Deep methods produce tighter confidence regions than classical ones.

The framework detects hallucinations in reconstructed images.

Provides interpretable visualizations of confidence regions.

Abstract

We present a principled framework for confidence estimation in computed tomography (CT) reconstruction. Based on the sequential likelihood mixing framework (Kirschner et al., 2025), we establish confidence regions with theoretical coverage guarantees for deep-learning-based CT reconstructions. We consider a realistic forward model following the Beer-Lambert law, i.e., a log-linear forward model with Poisson noise, closely reflecting clinical and scientific imaging conditions.

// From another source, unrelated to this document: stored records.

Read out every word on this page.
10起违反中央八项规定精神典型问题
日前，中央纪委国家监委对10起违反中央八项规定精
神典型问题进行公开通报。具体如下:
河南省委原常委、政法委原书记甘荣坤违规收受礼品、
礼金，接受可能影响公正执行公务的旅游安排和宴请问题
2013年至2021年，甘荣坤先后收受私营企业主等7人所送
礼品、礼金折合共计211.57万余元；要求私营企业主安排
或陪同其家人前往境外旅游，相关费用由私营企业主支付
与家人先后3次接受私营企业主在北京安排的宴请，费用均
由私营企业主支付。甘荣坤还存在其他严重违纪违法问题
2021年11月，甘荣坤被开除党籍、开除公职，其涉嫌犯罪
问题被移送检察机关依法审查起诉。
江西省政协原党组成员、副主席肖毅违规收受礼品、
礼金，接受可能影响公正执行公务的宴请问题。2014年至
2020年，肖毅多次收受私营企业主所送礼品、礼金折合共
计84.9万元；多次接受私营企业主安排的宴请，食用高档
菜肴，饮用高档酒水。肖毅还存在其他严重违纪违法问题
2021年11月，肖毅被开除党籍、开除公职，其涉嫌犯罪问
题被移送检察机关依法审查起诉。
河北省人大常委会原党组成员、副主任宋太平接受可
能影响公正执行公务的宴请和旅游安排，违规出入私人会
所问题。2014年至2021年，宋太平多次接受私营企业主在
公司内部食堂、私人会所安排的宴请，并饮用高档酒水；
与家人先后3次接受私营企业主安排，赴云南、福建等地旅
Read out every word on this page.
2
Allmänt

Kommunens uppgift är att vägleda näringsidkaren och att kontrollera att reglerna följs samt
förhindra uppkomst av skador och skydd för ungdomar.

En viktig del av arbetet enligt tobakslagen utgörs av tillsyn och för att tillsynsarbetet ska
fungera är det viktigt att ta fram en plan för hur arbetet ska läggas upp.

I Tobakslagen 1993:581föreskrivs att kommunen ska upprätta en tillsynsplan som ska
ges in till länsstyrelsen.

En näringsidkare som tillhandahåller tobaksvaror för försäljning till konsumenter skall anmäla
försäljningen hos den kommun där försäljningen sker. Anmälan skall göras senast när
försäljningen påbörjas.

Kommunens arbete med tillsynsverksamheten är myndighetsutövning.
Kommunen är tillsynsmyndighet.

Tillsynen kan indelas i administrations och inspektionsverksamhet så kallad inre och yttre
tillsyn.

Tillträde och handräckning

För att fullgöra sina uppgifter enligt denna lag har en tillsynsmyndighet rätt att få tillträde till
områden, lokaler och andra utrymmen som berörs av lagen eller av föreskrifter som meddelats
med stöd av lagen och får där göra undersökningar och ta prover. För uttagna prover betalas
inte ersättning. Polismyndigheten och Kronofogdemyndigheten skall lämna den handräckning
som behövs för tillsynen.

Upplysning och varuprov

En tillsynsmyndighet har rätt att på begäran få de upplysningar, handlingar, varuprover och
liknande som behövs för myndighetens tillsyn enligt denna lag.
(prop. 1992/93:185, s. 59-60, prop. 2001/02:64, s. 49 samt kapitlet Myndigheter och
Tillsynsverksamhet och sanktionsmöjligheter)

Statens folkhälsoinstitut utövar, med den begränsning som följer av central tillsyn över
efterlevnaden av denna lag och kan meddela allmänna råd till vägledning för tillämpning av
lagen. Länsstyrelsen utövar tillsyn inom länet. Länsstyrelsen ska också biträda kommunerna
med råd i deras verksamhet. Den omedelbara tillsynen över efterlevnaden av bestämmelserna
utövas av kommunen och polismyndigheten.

The framework is general and applies to both classical algorithms and deep learning reconstruction methods, including U-Nets, U-Net ensembles, and generative Diffusion models. Empirically, we demonstrate that deep reconstruction methods yield substantially tighter confidence regions than classical reconstructions, without sacrificing theoretical coverage guarantees. Our approach allows the detection of hallucinations in reconstructed images and provides interpretable visualizations of confidence regions. This establishes deep models not only as powerful estimators, but also as reliable tools for uncertainty-aware medical imaging.